Some of the most ferocious battles of the Iran-Iraq war were fought just to the east of Amara and Saddam Hussein drained the marshes to the south because his army was unable to penetrate the swamps to root out guerrillas.

But to the Allied forces who arrived there in April, Amara, the capital of Maysan province, must have seemed relatively straightforward. The Baathist pro-Saddam administration had fled in early April. Finding the town already under the interim control of Shia militiamen, British commanders took the unusual step of using the local fighters to man five checkpoints surrounding the city.The British allowed the former police chief to resume his job in April and by late April had coaxed back at least 100 of his 4,000 officers. They were allowed to take up their old uniforms and weapons and were manning traffic points and conducting armed patrols with British soldiers and the Royal Military Police.

The position of the Amara police chief, a brigadier general in the regime, was helped when the local police force voted to end its support for the regime soon after the war started in March. The 16th Air Assault Brigade to which the RMP units were attached had gone out of its way to share civil responsibilities with a 21-member regeneration committee made up of clerics, tribal leaders and a handful of members of the former regime.
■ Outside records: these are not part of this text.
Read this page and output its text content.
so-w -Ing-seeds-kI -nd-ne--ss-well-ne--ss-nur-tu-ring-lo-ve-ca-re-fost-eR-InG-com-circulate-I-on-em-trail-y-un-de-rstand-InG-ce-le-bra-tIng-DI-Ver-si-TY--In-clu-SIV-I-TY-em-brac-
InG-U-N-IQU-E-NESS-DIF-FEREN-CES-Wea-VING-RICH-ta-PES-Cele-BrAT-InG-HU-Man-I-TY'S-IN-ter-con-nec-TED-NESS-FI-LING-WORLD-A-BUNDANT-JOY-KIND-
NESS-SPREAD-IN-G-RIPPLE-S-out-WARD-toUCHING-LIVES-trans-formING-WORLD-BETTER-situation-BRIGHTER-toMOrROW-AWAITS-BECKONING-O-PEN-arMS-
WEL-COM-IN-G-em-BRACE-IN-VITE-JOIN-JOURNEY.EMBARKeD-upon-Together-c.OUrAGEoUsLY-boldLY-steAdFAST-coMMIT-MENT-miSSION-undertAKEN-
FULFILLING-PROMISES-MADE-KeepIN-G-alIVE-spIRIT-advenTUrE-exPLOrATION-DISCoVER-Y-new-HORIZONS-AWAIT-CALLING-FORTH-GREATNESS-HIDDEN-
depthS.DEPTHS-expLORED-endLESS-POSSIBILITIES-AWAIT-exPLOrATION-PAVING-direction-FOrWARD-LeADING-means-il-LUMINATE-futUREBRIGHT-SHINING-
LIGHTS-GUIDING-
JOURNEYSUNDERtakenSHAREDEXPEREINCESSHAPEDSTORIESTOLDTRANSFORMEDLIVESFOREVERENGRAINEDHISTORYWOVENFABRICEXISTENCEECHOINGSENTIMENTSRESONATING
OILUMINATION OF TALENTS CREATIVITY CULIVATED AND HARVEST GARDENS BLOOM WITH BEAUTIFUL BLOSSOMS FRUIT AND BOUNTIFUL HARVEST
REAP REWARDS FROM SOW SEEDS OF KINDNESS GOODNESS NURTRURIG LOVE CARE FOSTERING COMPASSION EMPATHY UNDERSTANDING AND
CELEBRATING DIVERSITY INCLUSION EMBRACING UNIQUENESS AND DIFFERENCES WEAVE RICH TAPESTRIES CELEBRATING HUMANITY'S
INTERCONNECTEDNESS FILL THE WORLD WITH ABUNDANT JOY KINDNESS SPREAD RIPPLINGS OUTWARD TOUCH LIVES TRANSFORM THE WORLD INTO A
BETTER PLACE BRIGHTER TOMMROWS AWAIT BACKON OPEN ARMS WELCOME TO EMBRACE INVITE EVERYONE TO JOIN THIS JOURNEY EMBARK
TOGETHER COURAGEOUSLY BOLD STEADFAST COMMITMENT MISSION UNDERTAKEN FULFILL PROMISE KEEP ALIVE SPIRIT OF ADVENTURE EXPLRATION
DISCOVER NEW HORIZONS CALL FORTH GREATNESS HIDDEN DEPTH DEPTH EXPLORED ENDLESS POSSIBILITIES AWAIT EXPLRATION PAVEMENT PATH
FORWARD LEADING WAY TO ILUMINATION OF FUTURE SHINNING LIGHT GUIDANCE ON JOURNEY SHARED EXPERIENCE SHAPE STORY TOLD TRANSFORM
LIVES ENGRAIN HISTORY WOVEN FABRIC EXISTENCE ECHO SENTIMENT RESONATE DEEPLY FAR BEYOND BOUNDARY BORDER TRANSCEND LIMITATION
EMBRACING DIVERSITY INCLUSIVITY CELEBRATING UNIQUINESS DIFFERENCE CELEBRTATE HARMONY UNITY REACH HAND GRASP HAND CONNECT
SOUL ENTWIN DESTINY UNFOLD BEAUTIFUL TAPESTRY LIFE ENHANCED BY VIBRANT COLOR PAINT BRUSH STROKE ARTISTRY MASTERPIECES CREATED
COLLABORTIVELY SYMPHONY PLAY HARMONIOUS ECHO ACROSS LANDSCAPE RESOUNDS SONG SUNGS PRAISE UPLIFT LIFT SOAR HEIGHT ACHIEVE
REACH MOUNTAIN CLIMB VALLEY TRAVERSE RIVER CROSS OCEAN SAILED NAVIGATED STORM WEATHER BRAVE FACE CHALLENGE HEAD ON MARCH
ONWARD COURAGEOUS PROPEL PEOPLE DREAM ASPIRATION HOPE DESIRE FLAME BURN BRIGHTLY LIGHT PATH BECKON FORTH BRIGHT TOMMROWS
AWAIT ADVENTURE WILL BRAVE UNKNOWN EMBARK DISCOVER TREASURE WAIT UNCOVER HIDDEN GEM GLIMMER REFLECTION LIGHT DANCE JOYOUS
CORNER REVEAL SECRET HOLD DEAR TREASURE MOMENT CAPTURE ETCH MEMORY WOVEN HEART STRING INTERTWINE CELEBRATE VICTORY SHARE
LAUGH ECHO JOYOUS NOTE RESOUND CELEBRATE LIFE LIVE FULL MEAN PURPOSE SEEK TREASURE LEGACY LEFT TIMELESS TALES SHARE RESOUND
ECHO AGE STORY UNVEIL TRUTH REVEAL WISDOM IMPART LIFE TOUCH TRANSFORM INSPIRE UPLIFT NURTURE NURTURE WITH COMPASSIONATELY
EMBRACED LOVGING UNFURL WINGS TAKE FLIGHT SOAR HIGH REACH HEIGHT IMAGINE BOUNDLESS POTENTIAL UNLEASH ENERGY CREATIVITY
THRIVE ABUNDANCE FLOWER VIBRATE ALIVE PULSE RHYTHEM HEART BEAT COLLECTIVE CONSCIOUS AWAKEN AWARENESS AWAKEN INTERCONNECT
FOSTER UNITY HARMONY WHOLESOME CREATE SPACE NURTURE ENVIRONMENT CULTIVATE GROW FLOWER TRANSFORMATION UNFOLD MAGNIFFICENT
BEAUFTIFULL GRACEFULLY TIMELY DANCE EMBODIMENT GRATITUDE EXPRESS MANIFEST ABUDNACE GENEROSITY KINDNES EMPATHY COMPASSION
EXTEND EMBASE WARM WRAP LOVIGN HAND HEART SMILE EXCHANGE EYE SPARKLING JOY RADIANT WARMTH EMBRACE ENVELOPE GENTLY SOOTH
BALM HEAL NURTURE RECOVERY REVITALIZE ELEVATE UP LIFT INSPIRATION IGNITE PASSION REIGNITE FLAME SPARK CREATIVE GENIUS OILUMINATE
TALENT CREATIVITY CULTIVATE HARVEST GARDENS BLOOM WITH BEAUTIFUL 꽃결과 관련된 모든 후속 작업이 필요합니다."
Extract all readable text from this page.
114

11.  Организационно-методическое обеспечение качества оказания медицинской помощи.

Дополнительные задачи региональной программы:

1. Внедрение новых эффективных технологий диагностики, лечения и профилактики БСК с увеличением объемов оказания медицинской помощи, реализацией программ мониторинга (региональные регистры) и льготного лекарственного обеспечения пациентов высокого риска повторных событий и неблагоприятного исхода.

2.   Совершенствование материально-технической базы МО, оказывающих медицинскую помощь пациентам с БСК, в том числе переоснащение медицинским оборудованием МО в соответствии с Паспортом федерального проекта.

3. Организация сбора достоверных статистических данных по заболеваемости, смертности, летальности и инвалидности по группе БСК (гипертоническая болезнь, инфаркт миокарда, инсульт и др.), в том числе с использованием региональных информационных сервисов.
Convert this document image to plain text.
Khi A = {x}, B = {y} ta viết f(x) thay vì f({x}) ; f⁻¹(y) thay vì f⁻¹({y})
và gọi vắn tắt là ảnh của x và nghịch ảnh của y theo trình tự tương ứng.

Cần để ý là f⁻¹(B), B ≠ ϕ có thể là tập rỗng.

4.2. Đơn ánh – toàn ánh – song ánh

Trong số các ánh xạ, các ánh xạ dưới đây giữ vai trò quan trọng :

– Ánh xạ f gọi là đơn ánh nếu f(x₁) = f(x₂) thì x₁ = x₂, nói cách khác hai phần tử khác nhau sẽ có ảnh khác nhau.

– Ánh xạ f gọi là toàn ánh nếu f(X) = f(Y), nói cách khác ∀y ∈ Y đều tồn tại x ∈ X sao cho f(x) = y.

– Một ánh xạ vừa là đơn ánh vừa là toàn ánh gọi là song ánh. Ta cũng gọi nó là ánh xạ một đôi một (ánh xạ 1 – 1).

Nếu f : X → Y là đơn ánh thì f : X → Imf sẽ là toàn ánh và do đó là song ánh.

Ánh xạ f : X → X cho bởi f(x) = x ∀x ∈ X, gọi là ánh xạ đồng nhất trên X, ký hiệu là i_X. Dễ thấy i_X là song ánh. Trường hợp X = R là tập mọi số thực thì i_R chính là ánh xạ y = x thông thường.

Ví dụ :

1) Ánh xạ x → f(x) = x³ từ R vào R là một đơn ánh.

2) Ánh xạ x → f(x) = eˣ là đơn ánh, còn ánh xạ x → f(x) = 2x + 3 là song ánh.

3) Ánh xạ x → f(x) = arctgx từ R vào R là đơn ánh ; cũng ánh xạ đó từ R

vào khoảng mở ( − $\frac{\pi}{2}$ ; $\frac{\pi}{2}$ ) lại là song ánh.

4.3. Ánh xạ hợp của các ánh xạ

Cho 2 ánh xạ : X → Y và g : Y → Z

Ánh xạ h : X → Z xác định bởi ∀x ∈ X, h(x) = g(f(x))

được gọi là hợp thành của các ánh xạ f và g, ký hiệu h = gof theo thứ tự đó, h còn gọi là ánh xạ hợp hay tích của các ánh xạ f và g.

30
British officers acknowledged at the time that some Shia leaders in outlying villages had remained unfriendly to the incoming troops. The town was also one of the places where there was an unconfirmed sighting of Ali Hassan al-Majid, known as Chemical Ali, and a close associate of Saddam.

The soldiers and RMP units at Amara are among the most skilled in the Army and had made strenuous efforts to get on terms with local civic leaders, using local or Army Arabic speakers to interpret wherever possible.